In my work with advisories and student effort, I am continuously identifying the need to KNOW students: from students needs for survival, belonging, power, freedom and fun to students’ learning styles to students’ five year plans.
I am currently reading Never Work Harder Than Your Students and Other Principals of Great Teaching by Robyn R. Jackson. (ASCD 2009) and found another way to look at “knowing students.”
Jackson uses the term capital (knowledge and skills) to define what we are trying to get our students to acquire and currencies (knowledge and behavior) as what they bring with them to acquire the classroom capital.
“Often however, there is a disconnection between the currency we (teachers) value and the currency they (students) are spending. Or our students do carry the currency recognized in the classroom but refuse to spend it because they do not find the classroom capital particularly valuable.” (pg 32)
This book introduced me to the work of William Sedlackek, of the University of Maryland, the author of Beyond the Big Test.
Sedlacek’s research identified eight noncognitive characteristics that are predictive of academic success in college. Jackson sees these as strengths students bring to the classroom that you can use to help students acquire classroom capital (school success).

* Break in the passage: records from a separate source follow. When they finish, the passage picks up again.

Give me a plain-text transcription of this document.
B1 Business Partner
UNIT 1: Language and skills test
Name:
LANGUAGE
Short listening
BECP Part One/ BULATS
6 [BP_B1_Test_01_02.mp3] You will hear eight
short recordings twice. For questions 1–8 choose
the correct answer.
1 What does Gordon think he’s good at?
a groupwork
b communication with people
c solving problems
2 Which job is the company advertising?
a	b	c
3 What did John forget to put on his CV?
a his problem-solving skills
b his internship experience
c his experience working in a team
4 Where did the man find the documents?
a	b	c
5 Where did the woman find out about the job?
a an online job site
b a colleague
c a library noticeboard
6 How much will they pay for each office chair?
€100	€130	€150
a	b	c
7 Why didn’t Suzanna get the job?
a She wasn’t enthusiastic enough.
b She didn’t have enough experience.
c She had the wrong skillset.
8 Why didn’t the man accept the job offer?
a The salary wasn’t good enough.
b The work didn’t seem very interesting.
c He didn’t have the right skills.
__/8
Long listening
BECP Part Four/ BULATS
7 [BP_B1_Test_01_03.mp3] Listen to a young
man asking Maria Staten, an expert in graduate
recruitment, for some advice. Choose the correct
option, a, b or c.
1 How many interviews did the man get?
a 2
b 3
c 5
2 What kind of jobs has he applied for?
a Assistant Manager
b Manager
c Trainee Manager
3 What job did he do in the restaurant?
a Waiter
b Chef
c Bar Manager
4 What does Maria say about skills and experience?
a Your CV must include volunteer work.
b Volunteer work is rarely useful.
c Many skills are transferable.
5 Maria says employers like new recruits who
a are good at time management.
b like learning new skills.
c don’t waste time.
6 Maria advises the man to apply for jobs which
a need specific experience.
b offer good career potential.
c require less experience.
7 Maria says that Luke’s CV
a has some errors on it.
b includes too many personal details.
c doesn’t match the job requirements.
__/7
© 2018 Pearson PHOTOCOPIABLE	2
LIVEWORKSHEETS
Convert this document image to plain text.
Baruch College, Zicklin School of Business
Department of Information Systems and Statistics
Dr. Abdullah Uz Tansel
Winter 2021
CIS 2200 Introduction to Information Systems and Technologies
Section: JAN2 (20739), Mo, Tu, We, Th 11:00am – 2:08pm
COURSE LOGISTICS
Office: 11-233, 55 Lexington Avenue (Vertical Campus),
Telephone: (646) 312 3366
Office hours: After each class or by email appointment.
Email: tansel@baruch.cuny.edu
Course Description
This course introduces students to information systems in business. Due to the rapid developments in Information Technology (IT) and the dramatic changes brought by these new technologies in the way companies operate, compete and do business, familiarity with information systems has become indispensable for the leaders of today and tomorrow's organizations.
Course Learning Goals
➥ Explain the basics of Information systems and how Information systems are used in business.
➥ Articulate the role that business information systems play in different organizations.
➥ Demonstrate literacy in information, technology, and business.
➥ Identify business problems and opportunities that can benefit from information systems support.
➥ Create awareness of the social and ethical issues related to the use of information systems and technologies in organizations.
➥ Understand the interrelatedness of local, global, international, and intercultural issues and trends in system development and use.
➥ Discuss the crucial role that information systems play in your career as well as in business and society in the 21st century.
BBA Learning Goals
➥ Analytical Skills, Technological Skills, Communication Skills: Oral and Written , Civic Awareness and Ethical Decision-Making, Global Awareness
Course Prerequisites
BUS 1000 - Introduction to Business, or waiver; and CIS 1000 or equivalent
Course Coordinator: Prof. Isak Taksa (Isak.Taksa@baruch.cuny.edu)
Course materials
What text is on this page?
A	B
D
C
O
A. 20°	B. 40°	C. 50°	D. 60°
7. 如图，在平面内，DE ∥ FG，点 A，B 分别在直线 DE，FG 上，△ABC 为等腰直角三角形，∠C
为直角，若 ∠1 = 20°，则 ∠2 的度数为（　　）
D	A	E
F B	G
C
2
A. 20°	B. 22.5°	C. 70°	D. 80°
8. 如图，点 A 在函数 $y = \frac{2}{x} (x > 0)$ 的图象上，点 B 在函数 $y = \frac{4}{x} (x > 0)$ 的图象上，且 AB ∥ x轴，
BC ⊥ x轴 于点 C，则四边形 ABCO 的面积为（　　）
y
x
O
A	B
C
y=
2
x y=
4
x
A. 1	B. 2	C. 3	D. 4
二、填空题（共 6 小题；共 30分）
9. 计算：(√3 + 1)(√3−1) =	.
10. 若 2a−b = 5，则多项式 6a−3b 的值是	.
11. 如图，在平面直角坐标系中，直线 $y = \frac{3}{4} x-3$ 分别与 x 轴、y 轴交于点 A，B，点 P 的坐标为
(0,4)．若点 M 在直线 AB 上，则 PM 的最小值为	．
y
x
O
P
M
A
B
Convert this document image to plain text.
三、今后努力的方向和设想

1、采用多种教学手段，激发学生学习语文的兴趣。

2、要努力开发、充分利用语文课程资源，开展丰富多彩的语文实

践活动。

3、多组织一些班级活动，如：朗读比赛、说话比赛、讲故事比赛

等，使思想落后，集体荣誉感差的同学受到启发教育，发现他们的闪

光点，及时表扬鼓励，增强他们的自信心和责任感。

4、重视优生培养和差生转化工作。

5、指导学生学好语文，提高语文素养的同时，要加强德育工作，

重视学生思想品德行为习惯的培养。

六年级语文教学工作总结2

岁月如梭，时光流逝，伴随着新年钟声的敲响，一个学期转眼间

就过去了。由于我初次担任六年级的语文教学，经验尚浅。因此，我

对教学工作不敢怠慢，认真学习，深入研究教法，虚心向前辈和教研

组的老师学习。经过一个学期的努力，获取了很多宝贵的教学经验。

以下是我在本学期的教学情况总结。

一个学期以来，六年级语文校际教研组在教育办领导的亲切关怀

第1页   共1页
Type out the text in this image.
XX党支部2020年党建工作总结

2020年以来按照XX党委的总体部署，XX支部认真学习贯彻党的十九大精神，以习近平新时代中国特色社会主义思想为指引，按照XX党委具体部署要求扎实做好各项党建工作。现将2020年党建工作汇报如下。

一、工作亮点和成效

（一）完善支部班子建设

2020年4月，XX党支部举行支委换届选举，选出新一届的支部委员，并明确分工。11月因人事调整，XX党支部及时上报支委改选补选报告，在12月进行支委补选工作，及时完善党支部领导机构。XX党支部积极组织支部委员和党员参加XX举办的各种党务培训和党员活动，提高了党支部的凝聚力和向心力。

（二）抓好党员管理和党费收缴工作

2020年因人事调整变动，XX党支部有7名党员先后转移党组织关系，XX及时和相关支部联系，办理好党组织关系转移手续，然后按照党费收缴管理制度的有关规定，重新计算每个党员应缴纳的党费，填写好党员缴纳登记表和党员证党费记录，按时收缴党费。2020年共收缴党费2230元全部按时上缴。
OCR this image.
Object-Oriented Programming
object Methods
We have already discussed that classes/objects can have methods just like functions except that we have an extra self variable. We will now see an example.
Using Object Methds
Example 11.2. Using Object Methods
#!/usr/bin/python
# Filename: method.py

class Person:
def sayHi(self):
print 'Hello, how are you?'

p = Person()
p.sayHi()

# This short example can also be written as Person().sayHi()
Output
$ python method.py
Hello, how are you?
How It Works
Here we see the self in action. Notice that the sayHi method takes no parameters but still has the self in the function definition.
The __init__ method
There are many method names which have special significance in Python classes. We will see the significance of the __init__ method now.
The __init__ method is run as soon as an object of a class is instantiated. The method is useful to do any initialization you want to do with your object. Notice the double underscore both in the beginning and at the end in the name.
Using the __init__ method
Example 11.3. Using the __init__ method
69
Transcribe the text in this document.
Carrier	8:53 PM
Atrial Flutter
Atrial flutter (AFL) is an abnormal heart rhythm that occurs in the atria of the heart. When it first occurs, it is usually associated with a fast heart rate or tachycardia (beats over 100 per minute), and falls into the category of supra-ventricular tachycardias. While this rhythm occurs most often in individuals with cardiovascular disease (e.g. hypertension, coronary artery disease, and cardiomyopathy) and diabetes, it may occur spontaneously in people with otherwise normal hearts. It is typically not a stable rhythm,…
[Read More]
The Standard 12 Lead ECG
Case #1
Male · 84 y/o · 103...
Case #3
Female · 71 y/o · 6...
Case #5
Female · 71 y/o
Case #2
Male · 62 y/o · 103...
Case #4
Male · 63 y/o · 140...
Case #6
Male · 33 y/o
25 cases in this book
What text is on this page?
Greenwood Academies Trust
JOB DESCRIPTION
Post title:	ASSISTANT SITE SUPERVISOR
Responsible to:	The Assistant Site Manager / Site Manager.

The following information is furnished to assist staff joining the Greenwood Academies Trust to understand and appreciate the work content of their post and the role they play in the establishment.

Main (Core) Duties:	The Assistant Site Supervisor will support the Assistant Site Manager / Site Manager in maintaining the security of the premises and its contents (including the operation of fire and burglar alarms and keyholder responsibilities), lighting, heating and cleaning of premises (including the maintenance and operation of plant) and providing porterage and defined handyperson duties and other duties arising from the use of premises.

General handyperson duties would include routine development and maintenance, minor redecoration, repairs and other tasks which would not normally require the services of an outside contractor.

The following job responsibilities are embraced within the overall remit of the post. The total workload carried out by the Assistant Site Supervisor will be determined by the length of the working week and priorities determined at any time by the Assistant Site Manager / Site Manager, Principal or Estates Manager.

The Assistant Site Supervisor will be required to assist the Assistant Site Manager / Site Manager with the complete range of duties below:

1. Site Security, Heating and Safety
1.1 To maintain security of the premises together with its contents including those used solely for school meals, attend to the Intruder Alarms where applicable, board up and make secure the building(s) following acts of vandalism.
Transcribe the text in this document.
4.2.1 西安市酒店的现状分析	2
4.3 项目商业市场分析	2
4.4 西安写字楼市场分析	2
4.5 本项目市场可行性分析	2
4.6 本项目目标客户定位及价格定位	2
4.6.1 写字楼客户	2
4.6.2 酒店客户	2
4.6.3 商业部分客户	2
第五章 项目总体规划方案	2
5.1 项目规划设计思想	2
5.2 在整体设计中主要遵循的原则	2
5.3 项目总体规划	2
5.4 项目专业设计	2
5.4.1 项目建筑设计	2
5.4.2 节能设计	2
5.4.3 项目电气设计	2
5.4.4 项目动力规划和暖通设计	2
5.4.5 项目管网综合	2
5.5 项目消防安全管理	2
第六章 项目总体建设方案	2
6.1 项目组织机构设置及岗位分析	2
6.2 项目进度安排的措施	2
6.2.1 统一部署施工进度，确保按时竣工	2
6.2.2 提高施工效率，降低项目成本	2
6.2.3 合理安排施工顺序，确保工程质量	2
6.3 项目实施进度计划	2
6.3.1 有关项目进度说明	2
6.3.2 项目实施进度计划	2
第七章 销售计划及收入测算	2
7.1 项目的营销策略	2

*Positive Self -Concept– the confidence that leads to the determination to succeed
* Realistic Self-Appraisal- the ability to accurately assess your own strengths and weaknesses and to use this assessment to further your own development
*Successful Navigation of the System—knowing how to access resources and how to use the system to help you achieve your goals.
* Preference for Long Term Goals—knowing how to set and achieve long term goals, delay gratification, and persevere in spite of obstacles.
*Availability of a Strong Support Person– finding someone to confer advise, particularly in times of crisis.
* Leadership Experience– having the ability to organize and influence others
* Community Involvement– being involved in the community
*Knowledge Acquired in and about a Field– having the explicit and implicit knowledge of a particular field of study
This is a great list of things to KNOW about your students. Jackson goes further:
“…I decided that if these skills were crucial , and if my students didn’t come to me with them already, it was my job to help them develop these skills during the semester they were with me.” (pg37-38) She focused on creating a classroom where students could develop these skills while mastering her course content. Note: this connects with my earlier postings about the power of Live Event Learning (1/11), (11/23), (3/30).
I’m thinking that Sedlacek’s list is great for school leaders and coaches. They need to KNOW the teachers they serve. These same characteristics can be a starting point for building additional teaching capital that will build the teacher’s and his/her students’ success. Building teachers’ skills and experiences in these same areas can be an added goal of professional development and coaching. Note how Sedlacek’s list connects with Learning Oriented Leadership (Jan 25).